Gün boyu cami avlularında kanatları ağırlaşan kuşlara, banklarda uyuklayan emeklilere, çareyi unutuşta arayan kışla düzeninin memurlarına, tebeşir kokan çocukların bıkkınlığına, aç kedilere, kahvelerde iskambil kâğıtlarıyla kaderlerini seyredenlere baka kalıyorsun. Çiçek demetlerini okşayan kış güneşinin sevinci sana mütemadiyen “hadi git artık buralardan” diyor. Çok direnemeyeceğini biliyorsun. Ne zamandır hayallerinle kapandığın mahpushanede dünyanın uğultusunu dinliyorsun zaten. Gece kalbinin incecik, tül gibi uyanışına sağır kalan bedenin inceden sızlıyor. Her sabah aynı saatte geçen muslukçunun çağrısı, geceyi yırtan bozacının yanık feryadı, telaşlı, mutlu, mutsuz, korkak, öfkeli ayak sesleri, inip kalkan paslı kepenk gıcırtıları, sıkışık hayatının kapalı döngüsünü hatırlatıyor artık. Hâlbuki senin geniş hem de çok geniş bir dünya tasavvuruna ihtiyacın var. Avare dolaşmak, hesap vermemek, soru sormamak acı kıymığının battığı yerlerini büsbütün unutmak istiyorsun.

Walser’in hikâyesindeki o çocuk gibi “dünyanın sonunu” merak ediyorsun en çok.
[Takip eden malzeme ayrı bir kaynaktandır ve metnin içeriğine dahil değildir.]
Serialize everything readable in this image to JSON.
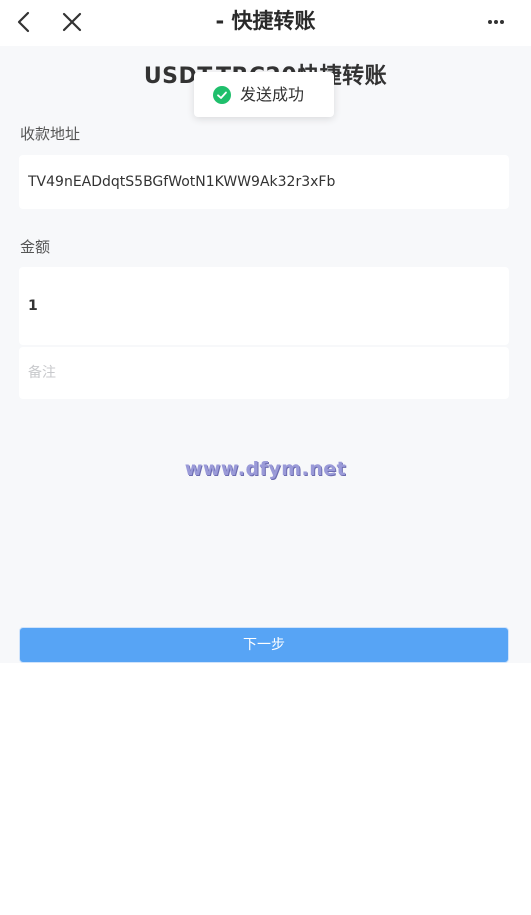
{
  "navbar": {
    "title": "- 快捷转账",
    "back_icon": "chevron-left-icon",
    "close_icon": "close-icon",
    "more_icon": "more-horizontal-icon"
  },
  "page": {
    "heading": "USDT-TRC20快捷转账"
  },
  "form": {
    "address_label": "收款地址",
    "address_value": "TV49nEADdqtS5BGfWotN1KWW9Ak32r3xFb",
    "amount_label": "金额",
    "amount_value": "1",
    "memo_placeholder": "备注",
    "memo_value": ""
  },
  "watermark": "www.dfym.net",
  "submit_label": "下一步",
  "toast": {
    "text": "发送成功",
    "icon": "check-circle-icon"
  },
  "colors": {
    "accent": "#57a4f5",
    "success": "#1fbf6c",
    "background": "#f7f8fa"
  }
}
Açlık, uykusuzluk, yorgunluk hissetmeden, durup dinlenmeden oraya kadar yürümek istiyorsun. Buğulu bir rüya gibi tarif ediyordu Walser o meçhul diyarı; “Derin bir uçurum, güzel, yeşil bir çayırlık, sonra bir göl, sonra minik benek benek desenli bir kumaş, sonra yoğun, koyu bir bulamaç, sonra sadece saf hava, sonra beyaz, temiz bir düzlük, sonra onu tatlı tatlı sallayıp duran sınırsız bir sevinç denizi...”. Mercan rengi şafaklarda bakışların duvardaki çatlaklara, tavan köşelerindeki örümcek ağlarına takıldığında “dünyamın sonu” nerede diye soruyor musun hiç kendine? O çocuk kısacık hikâyesinin bittiğinde, aradığı yerin sadece teklifsiz, sıcak, huzurlu bir ev olduğunu anladı. Bunu kavrayabilmen için önce kovuğundan çıkıp özgürlüğünden ürkmeden bir başına dolaşman gerekiyor.

Hayran olma yeteneği...

Tabiatın değişim sarhoşluğunu damarlarında hissetmek için kendinden, bildiklerinden, umutlu, umutsuz bütün sevdalardan, aklından bir süreliğine vazgeçmelisin belki de. Sadece nehirler, ay, yıldızlar, ulu ağaçlar, buluttan başka her şeye benzeyen bulutlar dostun olmalı. Kış boyu acı sigara dumanları gibi ciğerlerinde sakladığın sıkıntıları, otların arasından tebessüm eden narin nergislere, bembeyaz kır sümbüllerine anlatmayı dene. Yaylalarda, dağlarda dalgın yürüyenlere varsın aylak desinler, onlara aldırma. Gezginler, şairler, hayalperestler, “deliler”, yazarlar kaderlerini böyle itinayla ilmek ilmek örer. Sen de eşlik et bu kez onlara. Sazlıklardan, yılan gibi kıvrılan yosunlardan, kuru dallardan yatak, ormanlarda uçuşan kayıp hayvan tüylerinden yastık, Tanrı’nın gece fısıltılarından yumuşak ninniler yap kendine. Uyuduğun yerlerde zamansız, mekânsız, dilsiz olsun rüyaların. Bilincinin kuytusundan öylesine derin ve sessiz aksınlar ki eve dönüp Nerval’in “Doğu’da Seyahat”ini okuduğun vakit gördüklerinin kıymetini kalp bilgisiyle hatırla.